When travel and food writers (yeah, I’m both) hate to write about a place or a restaurant, it’s usually because we think … It’s just perfect the way it is. God, I hate to spoil things by telling the world about it.
Though I think Troya is a splendid San Francisco restaurant, that’s not why I hate to write about it.
Why I hate to tell the world about Troya is because that’s where we go to watch Golden State Warriors play basketball. We grab the last two seats at the counter, the ones closest to the TV, order our first course and a glass of Talbot pinot noir, and start cheering/groaning/high-fiving/weeping — all the stages of grief and relief that Warriors’ fans experience in nearly every game.
I don’t want to tell the world about Troya because I don’t want you to take our seats.
But responsibility calls. Troya, in the beating heart of San Francisco’s Fillmore Street, is a Turkish-Mediterranean delight. The wait-staff are friendly, smart and food-wise. The room is quiet (except for our groans and hand-slaps) enough for real conversation. The prices are San Francisco reasonable. The dishes are generously sized and perfectly seasoned. And the desserts … we’ll come to the desserts.
But start with the Turkish trio dips: hummus, yogurt, and red pepper, ($18). If you’re alone, choose one for $7; with the accompanying pita, this is one filling starter.
For mains, I like the harissa spiced meatballs ($18) and Effin loves the vegetable moussaka ($17.50).

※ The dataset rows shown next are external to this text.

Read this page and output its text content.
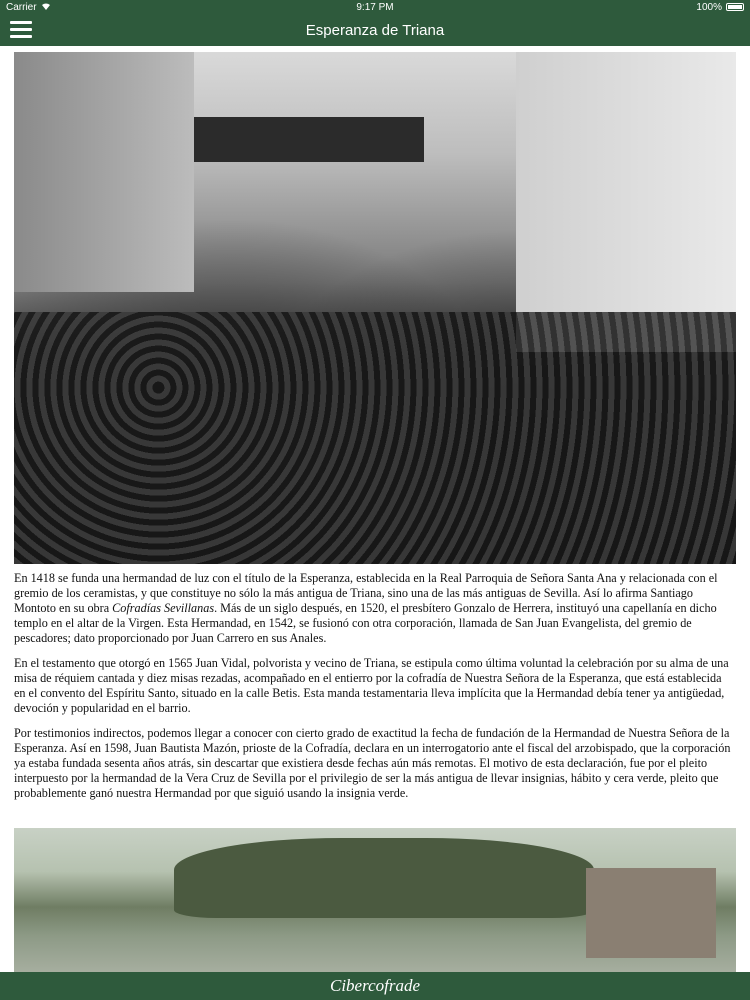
Carrier	9:17 PM	100%
Esperanza de Triana

En 1418 se funda una hermandad de luz con el título de la Esperanza, establecida en la Real Parroquia de Señora Santa Ana y relacionada con el gremio de los ceramistas, y que constituye no sólo la más antigua de Triana, sino una de las más antiguas de Sevilla. Así lo afirma Santiago Montoto en su obra Cofradías Sevillanas. Más de un siglo después, en 1520, el presbítero Gonzalo de Herrera, instituyó una capellanía en dicho templo en el altar de la Virgen. Esta Hermandad, en 1542, se fusionó con otra corporación, llamada de San Juan Evangelista, del gremio de pescadores; dato proporcionado por Juan Carrero en sus Anales.

En el testamento que otorgó en 1565 Juan Vidal, polvorista y vecino de Triana, se estipula como última voluntad la celebración por su alma de una misa de réquiem cantada y diez misas rezadas, acompañado en el entierro por la cofradía de Nuestra Señora de la Esperanza, que está establecida en el convento del Espíritu Santo, situado en la calle Betis. Esta manda testamentaria lleva implícita que la Hermandad debía tener ya antigüedad, devoción y popularidad en el barrio.

Por testimonios indirectos, podemos llegar a conocer con cierto grado de exactitud la fecha de fundación de la Hermandad de Nuestra Señora de la Esperanza. Así en 1598, Juan Bautista Mazón, prioste de la Cofradía, declara en un interrogatorio ante el fiscal del arzobispado, que la corporación ya estaba fundada sesenta años atrás, sin descartar que existiera desde fechas aún más remotas. El motivo de esta declaración, fue por el pleito interpuesto por la hermandad de la Vera Cruz de Sevilla por el privilegio de ser la más antigua de llevar insignias, hábito y cera verde, pleito que probablemente ganó nuestra Hermandad por que siguió usando la insignia verde.

Cibercofrade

As for desserts, at most Mediterranean or Turkish or Middle Eastern restaurants, I avoid them; they’re too sweet for my palate. At Troya, they’re a knockout. The kunefe is a warm, baked, sweet and cheesy pastry big enough for two or more. Ditto the sutlac, a Turkish rice pudding. It comes sprinkled with cinnamon and almonds. They’re each $9. And aromatically delicious.